As I continue to develop the analytical and narrative framework of the book I am writing on creativity in fabrication shops in south Louisiana — testing it against what I can actually write — I am also thinking about the next project. For a time now, I have been thinking that writing an ethnography of a coding project would be interesting. Unlike, Scott Rosenberg’s fine Dreaming in Code, however, I knew I wanted my book to include within its purview an actual discussion of the code involved. That is, I think coders have two kinds of conversations: those about code and those in code. So far, I think most documentation has focused only on the former without really revealing how the two discursive streams interact. While I dabbled in Ruby, particularly in Ruby on Rails, I was part of the Radiant CMS mailing list, and I thought I would work with them, but now I am not sure what my subject might be. I am, however, looking forward to this work.

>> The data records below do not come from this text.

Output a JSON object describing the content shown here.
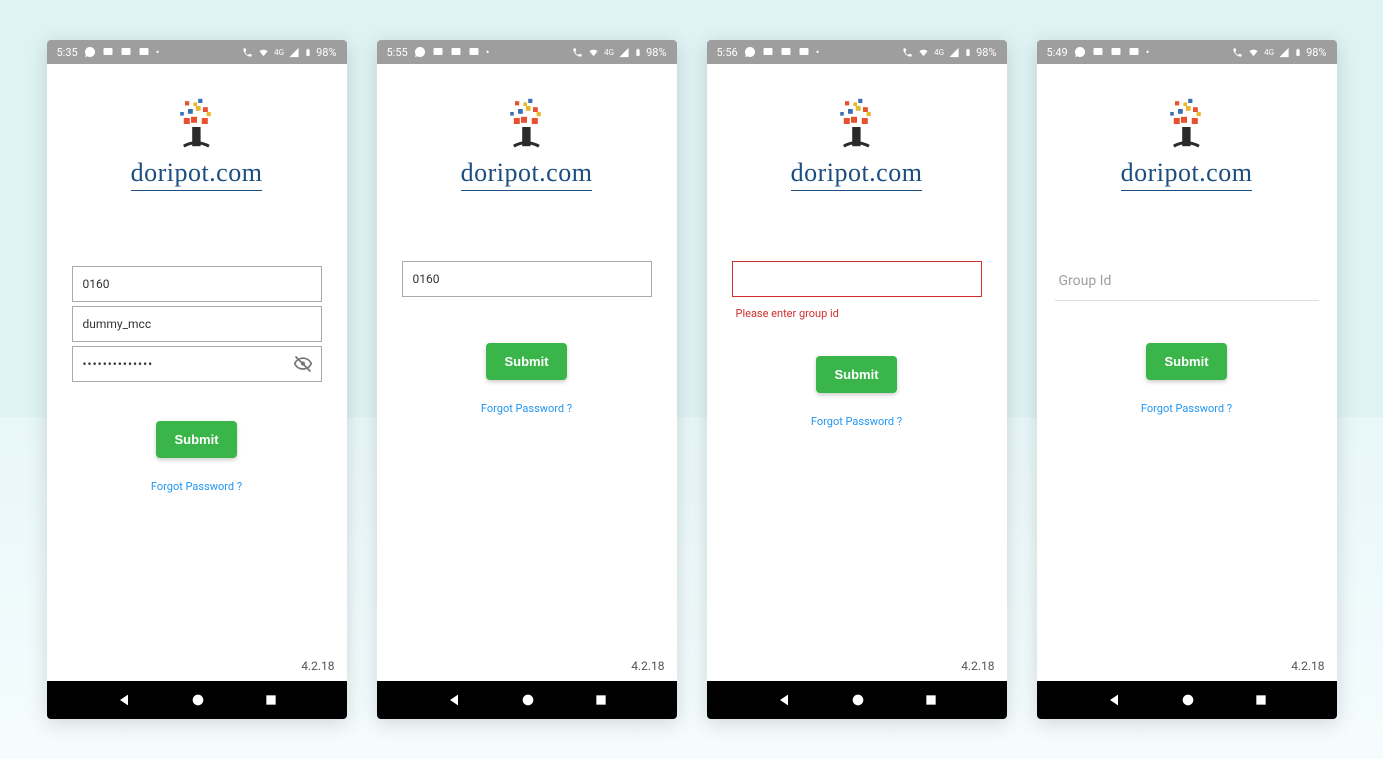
{
  "brand": "doripot.com",
  "version": "4.2.18",
  "status": {
    "battery": "98%"
  },
  "common": {
    "submit": "Submit",
    "forgot": "Forgot Password ?"
  },
  "screens": [
    {
      "time": "5:35",
      "fields": {
        "group_id": "0160",
        "username": "dummy_mcc",
        "password": "••••••••••••••"
      }
    },
    {
      "time": "5:55",
      "fields": {
        "group_id": "0160"
      }
    },
    {
      "time": "5:56",
      "fields": {
        "group_id": "",
        "error": "Please enter group id"
      }
    },
    {
      "time": "5:49",
      "fields": {
        "placeholder": "Group Id"
      }
    }
  ]
}
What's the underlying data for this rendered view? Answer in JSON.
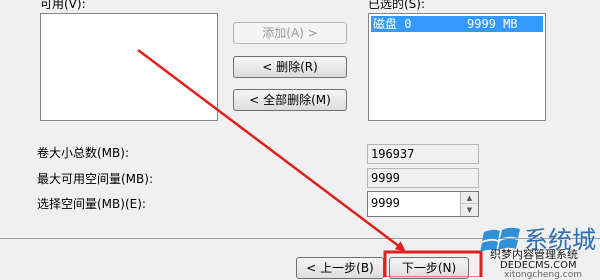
{
  "available": {
    "label": "可用(V):"
  },
  "selected": {
    "label": "已选的(S):",
    "rows": [
      {
        "name": "磁盘 0",
        "size": "9999 MB"
      }
    ]
  },
  "buttons": {
    "add": "添加(A) >",
    "remove": "< 删除(R)",
    "remove_all": "< 全部删除(M)",
    "back": "< 上一步(B)",
    "next": "下一步(N)"
  },
  "fields": {
    "total_label": "卷大小总数(MB):",
    "total_value": "196937",
    "max_label": "最大可用空间量(MB):",
    "max_value": "9999",
    "select_label": "选择空间量(MB)(E):",
    "select_value": "9999"
  },
  "watermark": {
    "brand": "系统城",
    "line1": "织梦内容管理系统",
    "line2": "DEDECMS.COM",
    "line3": "xitongcheng.com"
  },
  "colors": {
    "annotation": "#e02020",
    "selection": "#3399ff"
  }
}
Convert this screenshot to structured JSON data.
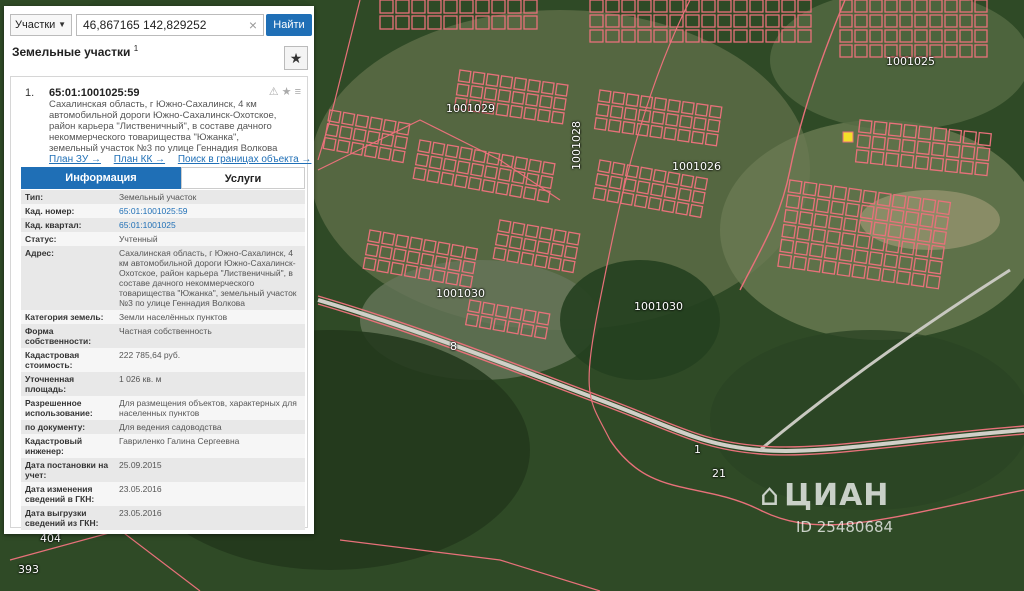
{
  "search": {
    "mode": "Участки",
    "query": "46,867165 142,829252",
    "button": "Найти"
  },
  "panel": {
    "title": "Земельные участки",
    "title_sup": "1",
    "result": {
      "number": "1.",
      "id": "65:01:1001025:59",
      "address": "Сахалинская область, г Южно-Сахалинск, 4 км автомобильной дороги Южно-Сахалинск-Охотское, район карьера \"Лиственичный\", в составе дачного некоммерческого товарищества \"Южанка\", земельный участок №3 по улице Геннадия Волкова",
      "links": [
        "План ЗУ →",
        "План КК →",
        "Поиск в границах объекта →"
      ]
    },
    "tabs": [
      "Информация",
      "Услуги"
    ],
    "rows": [
      {
        "k": "Тип:",
        "v": "Земельный участок"
      },
      {
        "k": "Кад. номер:",
        "v": "65:01:1001025:59"
      },
      {
        "k": "Кад. квартал:",
        "v": "65:01:1001025"
      },
      {
        "k": "Статус:",
        "v": "Учтенный"
      },
      {
        "k": "Адрес:",
        "v": "Сахалинская область, г Южно-Сахалинск, 4 км автомобильной дороги Южно-Сахалинск-Охотское, район карьера \"Лиственичный\", в составе дачного некоммерческого товарищества \"Южанка\", земельный участок №3 по улице Геннадия Волкова"
      },
      {
        "k": "Категория земель:",
        "v": "Земли населённых пунктов"
      },
      {
        "k": "Форма собственности:",
        "v": "Частная собственность"
      },
      {
        "k": "Кадастровая стоимость:",
        "v": "222 785,64 руб."
      },
      {
        "k": "Уточненная площадь:",
        "v": "1 026 кв. м"
      },
      {
        "k": "Разрешенное использование:",
        "v": "Для размещения объектов, характерных для населенных пунктов"
      },
      {
        "k": "по документу:",
        "v": "Для ведения садоводства"
      },
      {
        "k": "Кадастровый инженер:",
        "v": "Гавриленко Галина Сергеевна"
      },
      {
        "k": "Дата постановки на учет:",
        "v": "25.09.2015"
      },
      {
        "k": "Дата изменения сведений в ГКН:",
        "v": "23.05.2016"
      },
      {
        "k": "Дата выгрузки сведений из ГКН:",
        "v": "23.05.2016"
      }
    ]
  },
  "map": {
    "quarters": [
      "1001025",
      "1001029",
      "1001028",
      "1001026",
      "1001030",
      "1001030"
    ],
    "road_labels": [
      "8",
      "1",
      "21",
      "404",
      "393"
    ],
    "watermark": {
      "brand": "ЦИАН",
      "id": "ID 25480684"
    },
    "colors": {
      "boundary": "#e8717a",
      "forest": "#2c4a23",
      "clearing": "#8a9a6a",
      "road": "#c9c9c2",
      "highlight": "#f2e02a"
    }
  }
}
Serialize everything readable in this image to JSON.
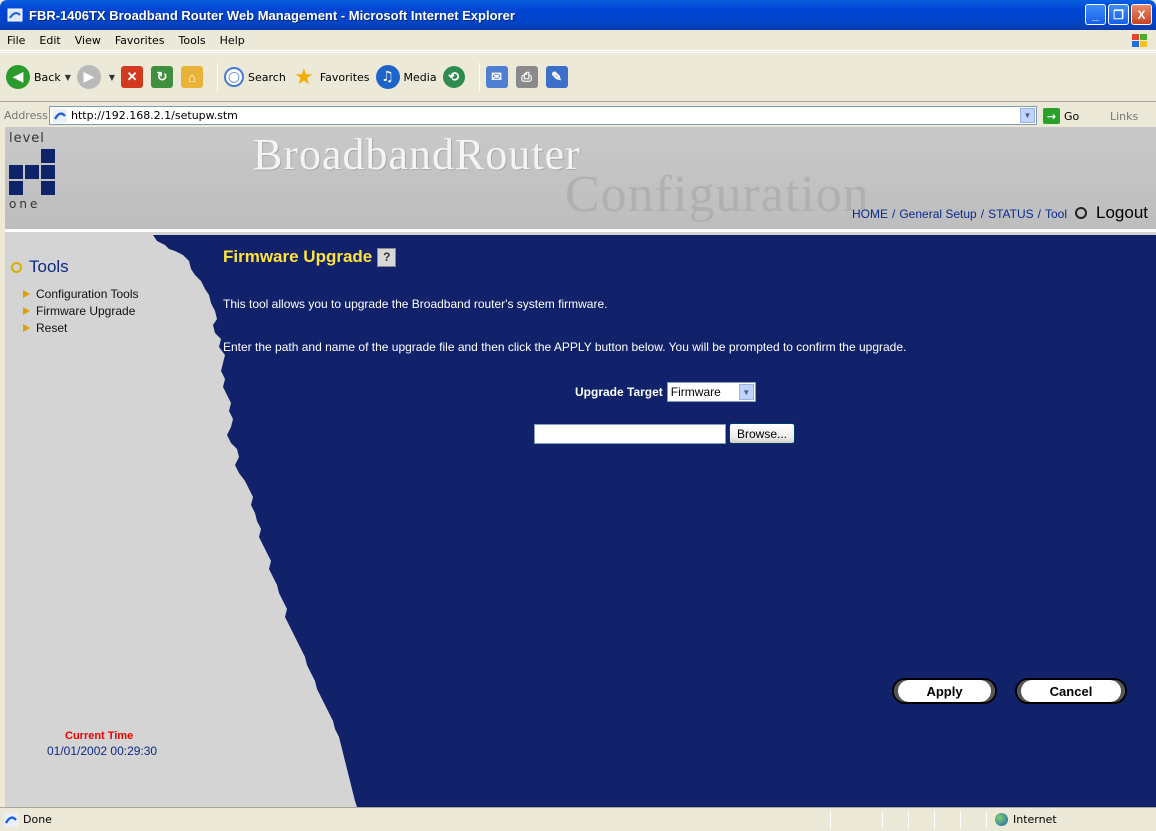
{
  "window": {
    "title": "FBR-1406TX Broadband Router Web Management - Microsoft Internet Explorer",
    "minimize_label": "_",
    "maximize_label": "❐",
    "close_label": "X"
  },
  "menu": {
    "items": [
      {
        "label": "File"
      },
      {
        "label": "Edit"
      },
      {
        "label": "View"
      },
      {
        "label": "Favorites"
      },
      {
        "label": "Tools"
      },
      {
        "label": "Help"
      }
    ]
  },
  "toolbar": {
    "back_label": "Back",
    "search_label": "Search",
    "favorites_label": "Favorites",
    "media_label": "Media"
  },
  "address": {
    "label": "Address",
    "url": "http://192.168.2.1/setupw.stm",
    "go_label": "Go",
    "links_label": "Links"
  },
  "router_header": {
    "logo_top": "level",
    "logo_bottom": "one",
    "banner_main": "BroadbandRouter",
    "banner_sub": "Configuration",
    "nav": {
      "home": "HOME",
      "general_setup": "General Setup",
      "status": "STATUS",
      "tool": "Tool",
      "logout": "Logout",
      "separator": "/"
    }
  },
  "sidebar": {
    "title": "Tools",
    "items": [
      {
        "label": "Configuration Tools"
      },
      {
        "label": "Firmware Upgrade"
      },
      {
        "label": "Reset"
      }
    ],
    "current_time_label": "Current Time",
    "current_time_value": "01/01/2002 00:29:30"
  },
  "main": {
    "title": "Firmware Upgrade",
    "help_icon": "?",
    "description1": "This tool allows you to upgrade the Broadband router's system firmware.",
    "description2": "Enter the path and name of the upgrade file and then click the APPLY button below. You will be prompted to confirm the upgrade.",
    "upgrade_target_label": "Upgrade Target",
    "upgrade_target_value": "Firmware",
    "file_path_value": "",
    "browse_label": "Browse...",
    "apply_label": "Apply",
    "cancel_label": "Cancel"
  },
  "statusbar": {
    "status_text": "Done",
    "zone_text": "Internet"
  },
  "colors": {
    "panel_blue": "#11226b",
    "title_yellow": "#ffe33a",
    "nav_blue": "#0a2a8c",
    "time_label_red": "#ee0000"
  }
}
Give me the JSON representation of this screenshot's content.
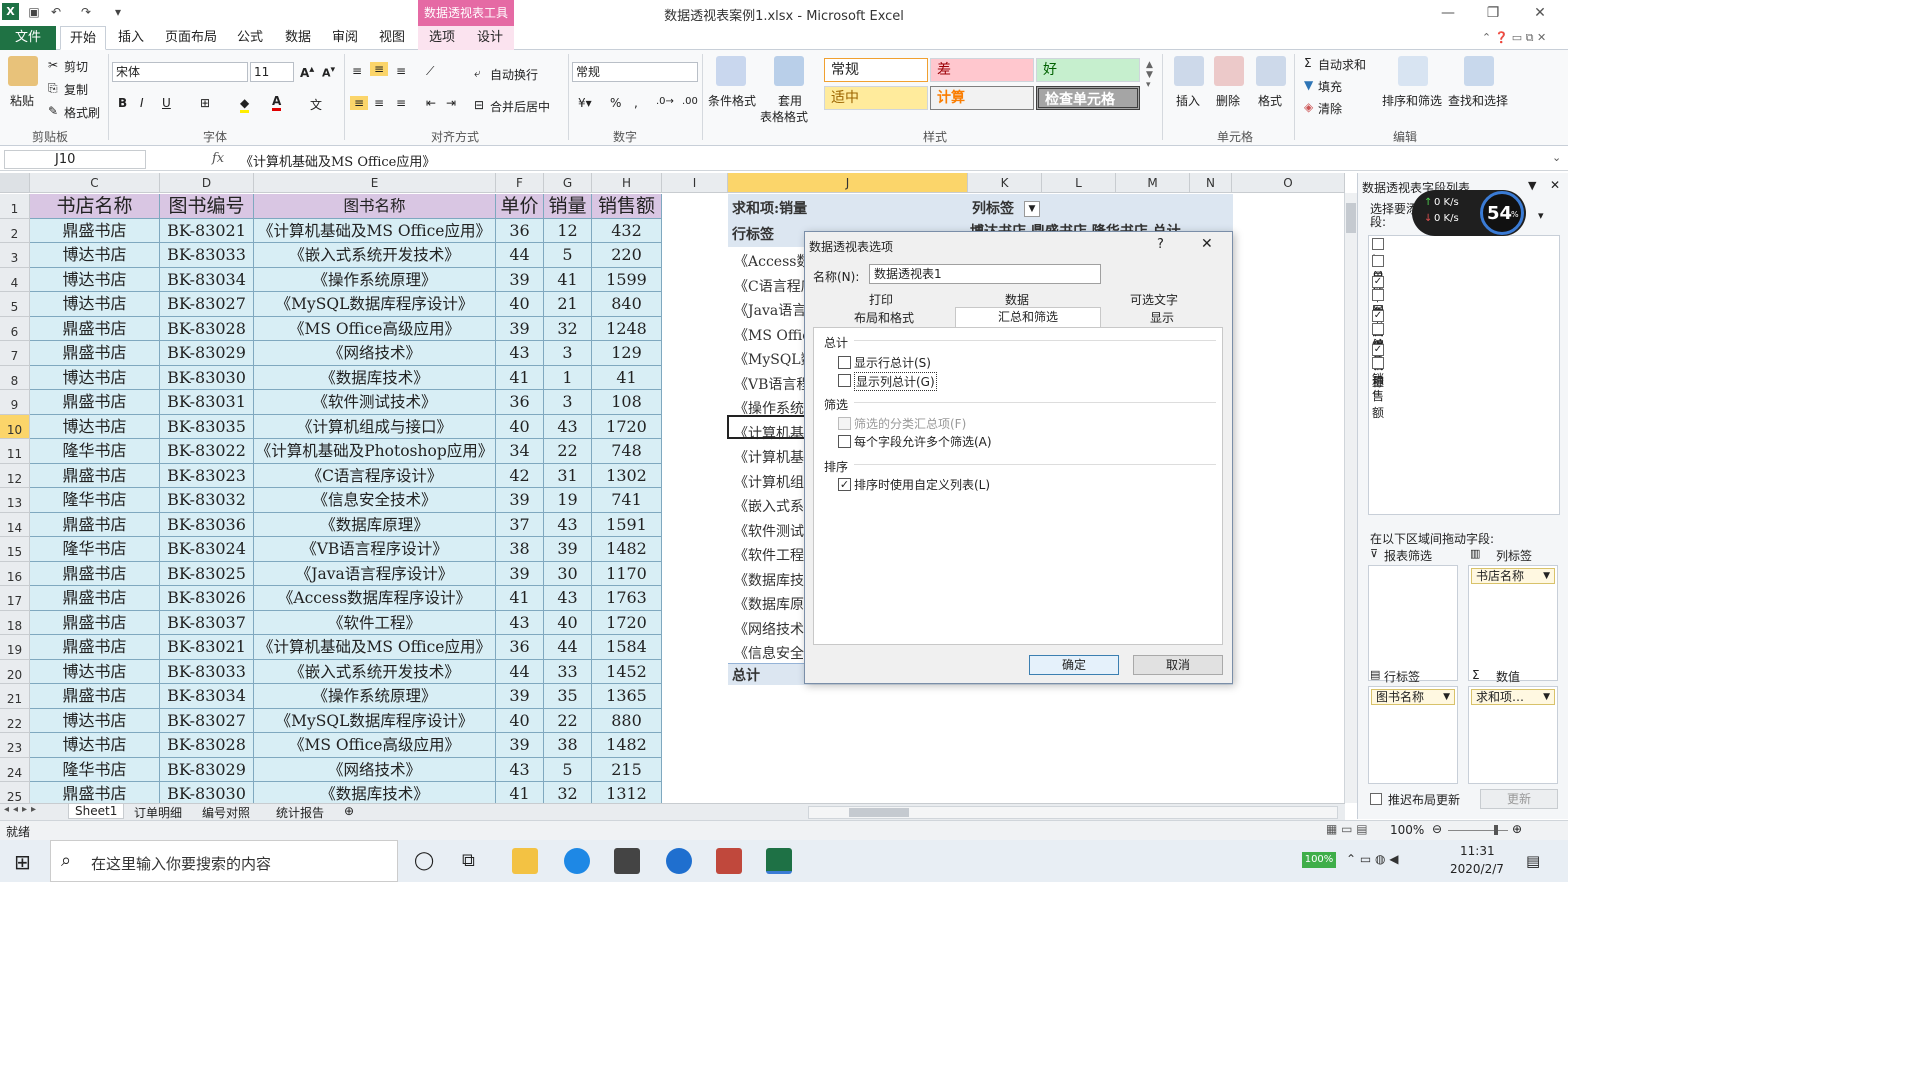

Speaking of alternate domains of critical study, however, I would like to note that critical code studies joins critical legal studies, but there is still not, so far as I am aware, anything like critical business studies. I presented a paper or two on the subject at a few meetings of the American Folklore Society, and I remember having some interesting discussions with Michael Owen Jones about it. I have not pursued it, but I do wonder if others have or are interested in doing so. Certainly the business literature community produces plenty of material which begs for a closer examination. (I’m afraid the sheer glut of it was what overwhelmed my own thinking about it.)